The Muellers used those early trips to work out the kinks. As they’re discovering, camper ownership can be … fiddly. Jenna recounted the misadventures of their first camping trip on her blog, where she gives an honest account of an activity social media has glamorized.
“If you look at a lot of people that do the glamping kind of thing, everything they put on Instagram is always those highly stylized best moments of things,” Adam said. “I think Jenna’s blog certainly has some stylized moments, but it also talks about those things that people don’t expect the first time they buy one of these things.
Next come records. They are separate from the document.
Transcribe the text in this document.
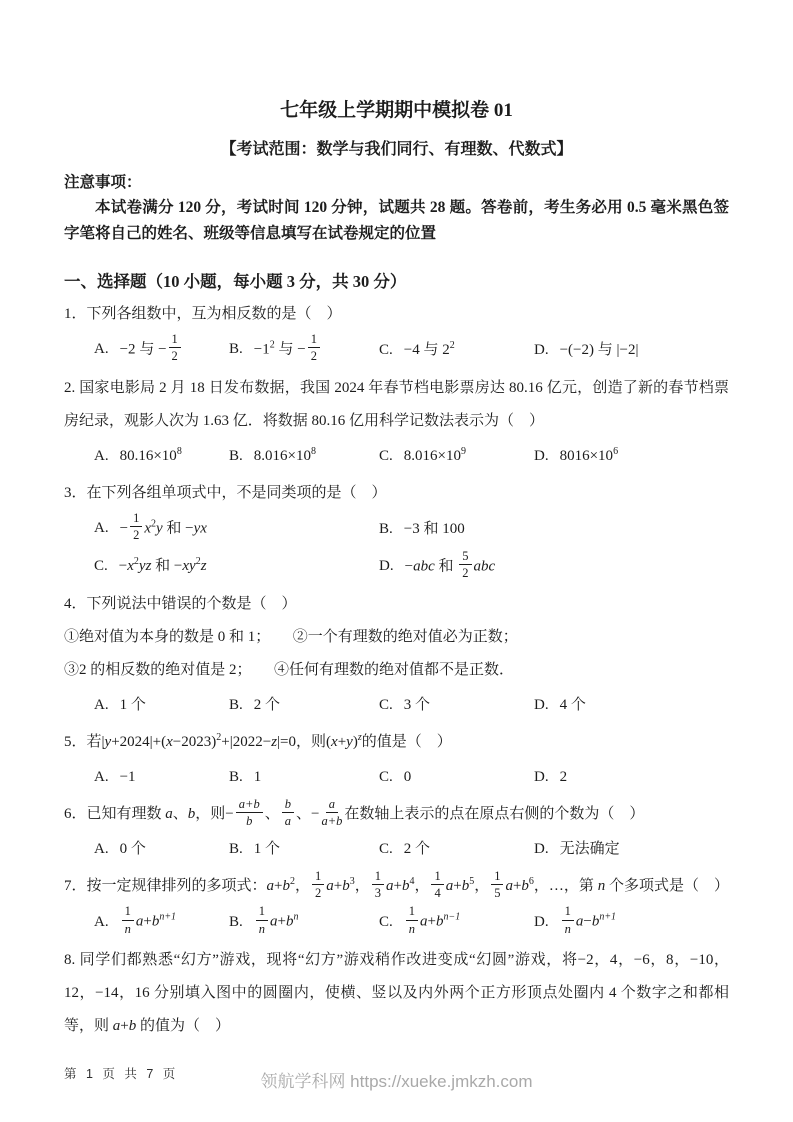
七年级上学期期中模拟卷 01
【考试范围：数学与我们同行、有理数、代数式】
注意事项：
本试卷满分 120 分，考试时间 120 分钟，试题共 28 题。答卷前，考生务必用 0.5 毫米黑色签字笔将自己的姓名、班级等信息填写在试卷规定的位置
一、选择题（10 小题，每小题 3 分，共 30 分）
1．下列各组数中，互为相反数的是（　）
A. −2 与 − $\frac{1}{2}$	B. $-1^2$ 与 − $\frac{1}{2}$	C. −4 与 $2^2$	D. −(−2) 与 |−2|
2. 国家电影局 2 月 18 日发布数据，我国 2024 年春节档电影票房达 80.16 亿元，创造了新的春节档票房纪录，观影人次为 1.63 亿．将数据 80.16 亿用科学记数法表示为（　）
A. $80.16\times 10^8$	B. $8.016\times 10^8$	C. $8.016\times 10^9$	D. $8016\times 10^6$
3．在下列各组单项式中，不是同类项的是（　）
A. − $\frac{1}{2} x^2y$ 和 −yx	B. −3 和 100
C. $-x^2yz$ 和 $-xy^2z$	D. −abc 和 $\frac{5}{2}$ abc
4．下列说法中错误的个数是（　）
①绝对值为本身的数是 0 和 1；　　②一个有理数的绝对值必为正数；
③2 的相反数的绝对值是 2；　　④任何有理数的绝对值都不是正数．
A. 1 个	B. 2 个	C. 3 个	D. 4 个
5．若$|y+2024|+(x-2023)^2+|2022-z|=0$，则$(x+y)^z$的值是（　）
A. −1	B. 1	C. 0	D. 2
6．已知有理数 a、b，则− $\frac{a+b}{b}$ 、 $\frac{b}{a}$ 、− $\frac{a}{a+b}$ 在数轴上表示的点在原点右侧的个数为（　）
A. 0 个	B. 1 个	C. 2 个	D. 无法确定
7．按一定规律排列的多项式：$a+b^2$， $\frac{1}{2} a+b^3$， $\frac{1}{3} a+b^4$， $\frac{1}{4} a+b^5$， $\frac{1}{5} a+b^6$，…，第 n 个多项式是（　）
A. $\frac{1}{n} a+b^{n+1}$	B. $\frac{1}{n} a+b^n$	C. $\frac{1}{n} a+b^{n-1}$	D. $\frac{1}{n} a-b^{n+1}$
8. 同学们都熟悉“幻方”游戏，现将“幻方”游戏稍作改进变成“幻圆”游戏，将−2，4，−6，8，−10，12，−14，16 分别填入图中的圆圈内，使横、竖以及内外两个正方形顶点处圈内 4 个数字之和都相等，则 a+b 的值为（　）
第 1 页 共 7 页	领航学科网 https://xueke.jmkzh.com
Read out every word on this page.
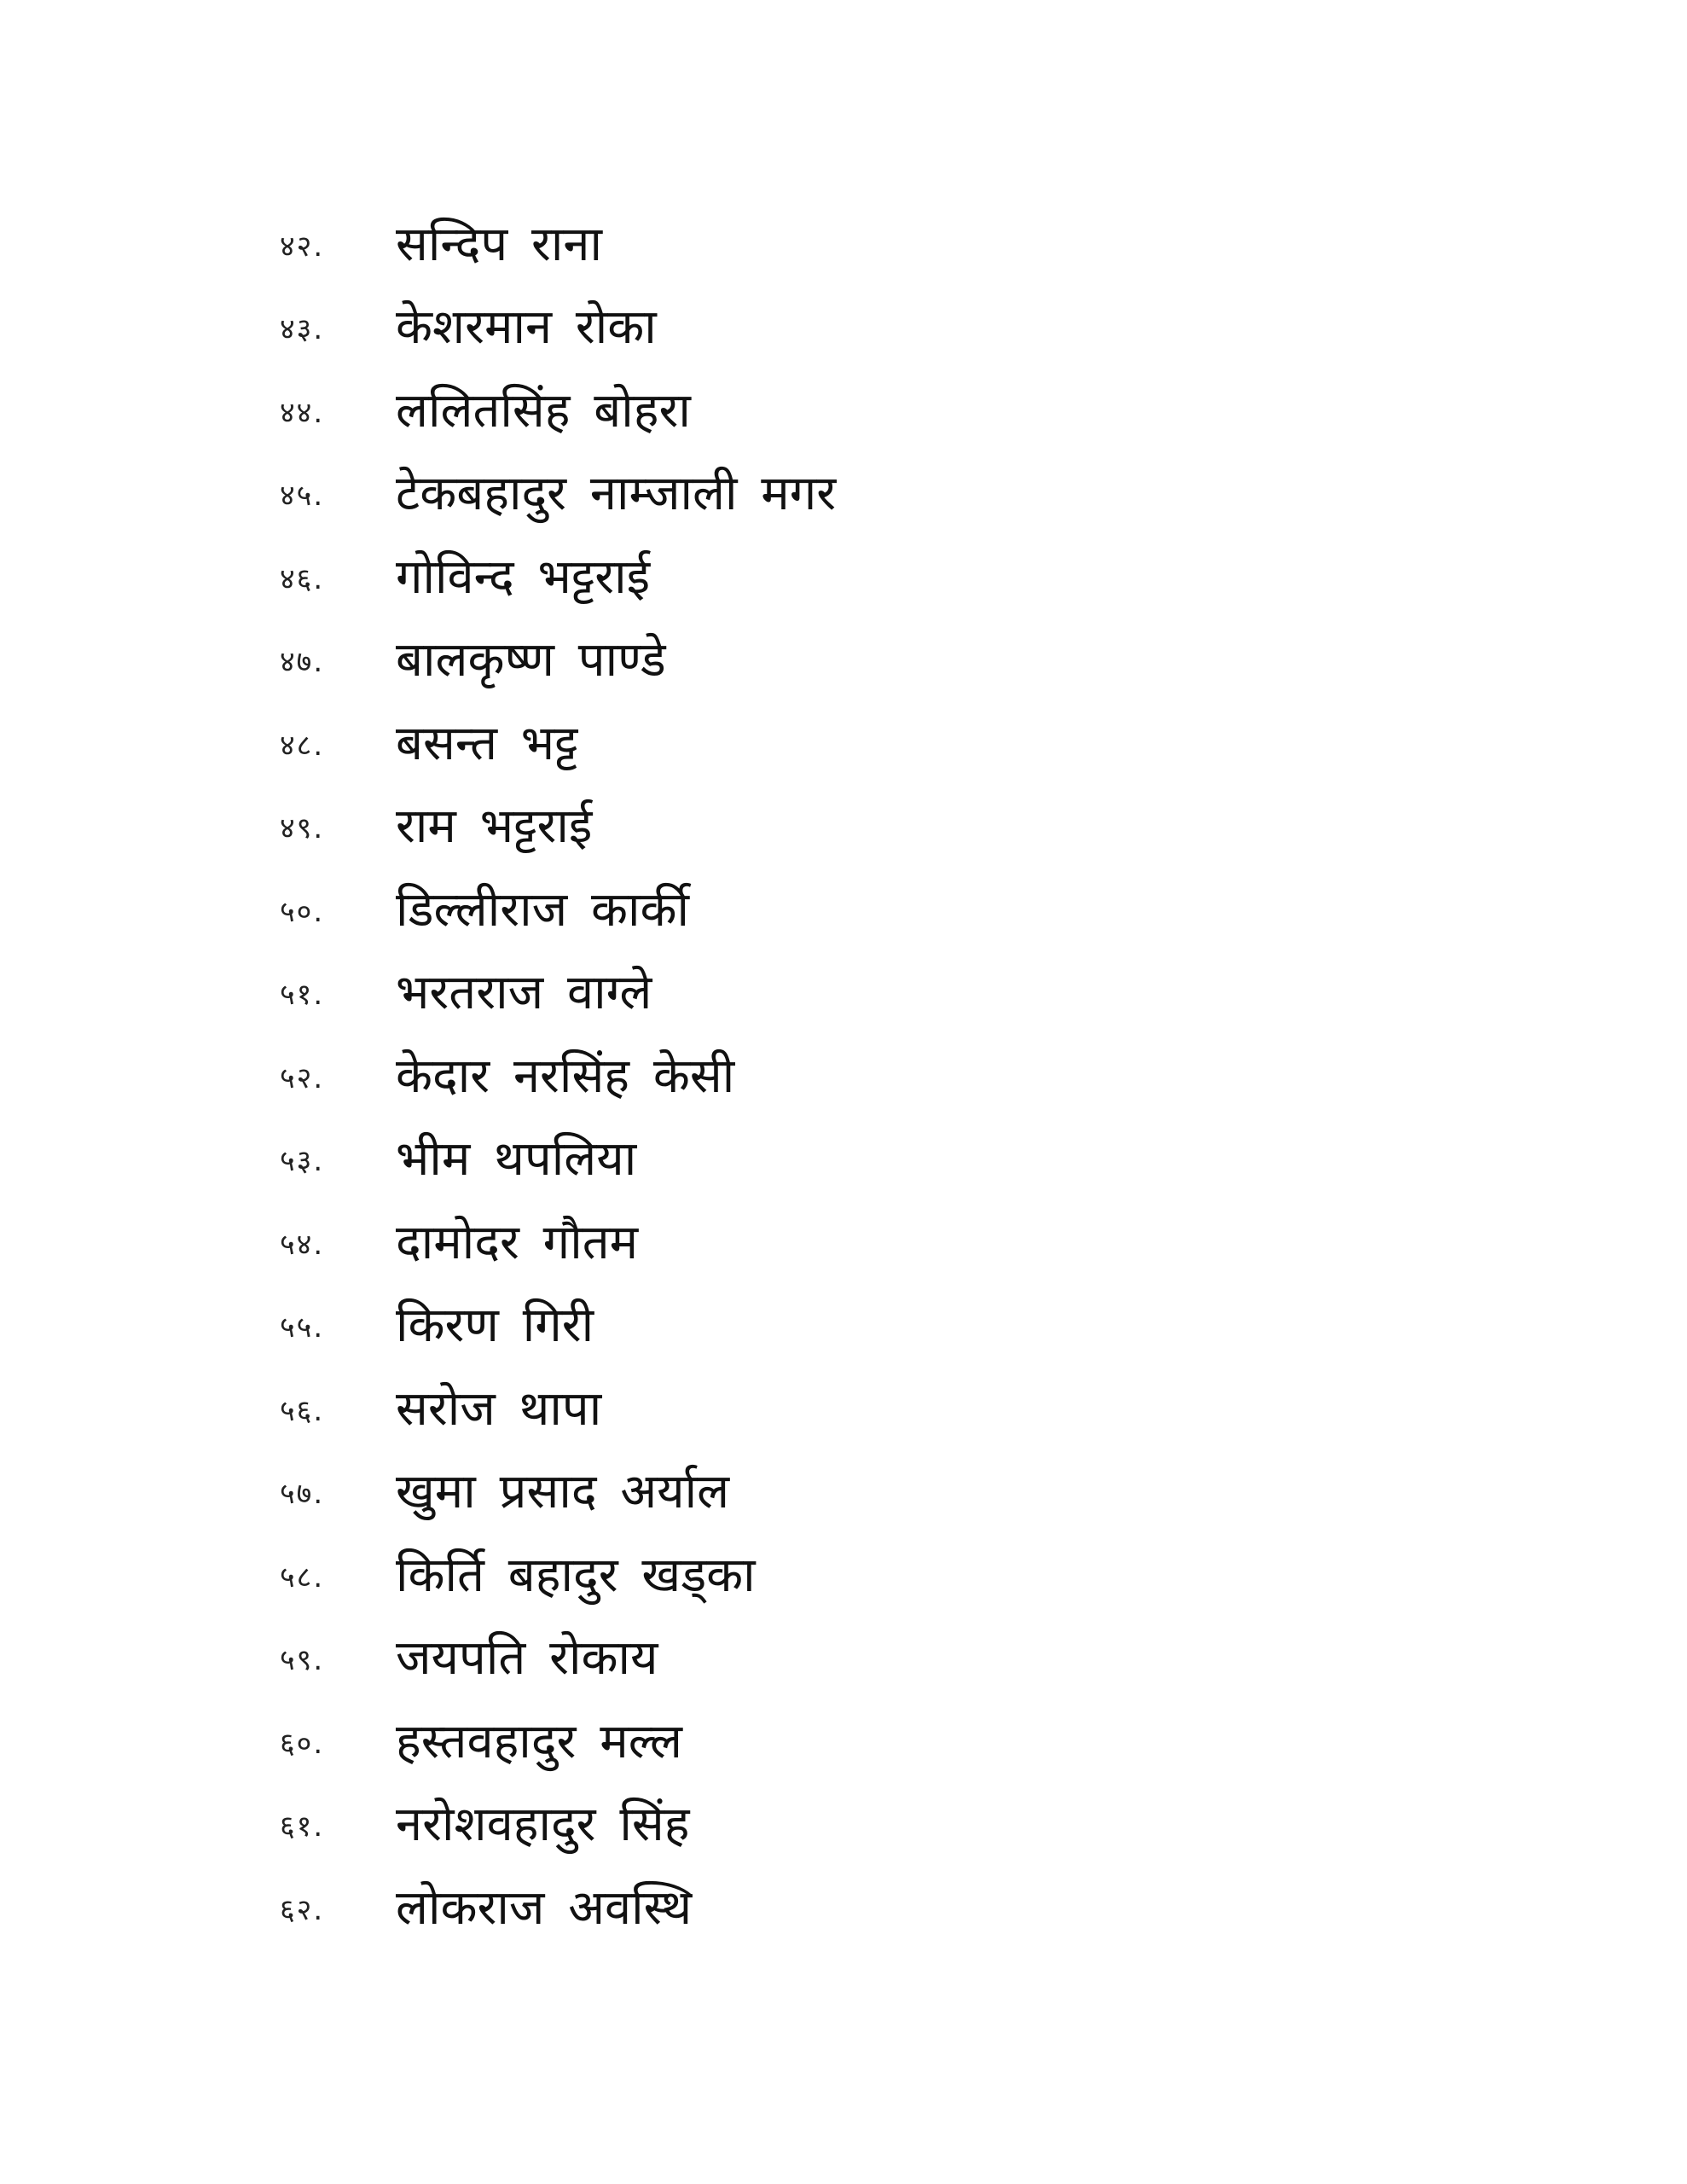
४२.	सन्दिप राना
४३.	केशरमान रोका
४४.	ललितसिंह बोहरा
४५.	टेकबहादुर नाम्जाली मगर
४६.	गोविन्द भट्टराई
४७.	बालकृष्ण पाण्डे
४८.	बसन्त भट्ट
४९.	राम भट्टराई
५०.	डिल्लीराज कार्की
५१.	भरतराज वाग्ले
५२.	केदार नरसिंह केसी
५३.	भीम थपलिया
५४.	दामोदर गौतम
५५.	किरण गिरी
५६.	सरोज थापा
५७.	खुमा प्रसाद अर्याल
५८.	किर्ति बहादुर खड्का
५९.	जयपति रोकाय
६०.	हस्तवहादुर मल्ल
६१.	नरोशवहादुर सिंह
६२.	लोकराज अवस्थि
“She’s really good at documenting. Like the first day, we pulled it back in the driveway here. That was pretty comical.”
Their narrow Pleasant Ridge street and driveway has been one of the big anxieties of owning a camper, Jenna said. Adam adds: “Neighbors watch.”
Towing? Adam’s not as nervous about that: “I’m more nervous if the electrical fuse goes wrong.”
It’s one of the reasons the Muellers went with a new camper with vintage looks: no vintage mechanics.
“It’s a steep learning curve with camper camping. It feels like a hobby you have to learn and practice,” Jenna said. Thankfully, they’ve found RV campers to be friendly and super helpful.
Everything is a little smaller, and nothing is fast with owning a camper, either, Adam said: “Whether it’s taking it down, cleaning it out, setting it up, fixing something, driving in it. You’ve got to go slower, you’ve got to be more patient with your surroundings. But once you’re there, wherever the heck you’re going, it’s really relaxing.”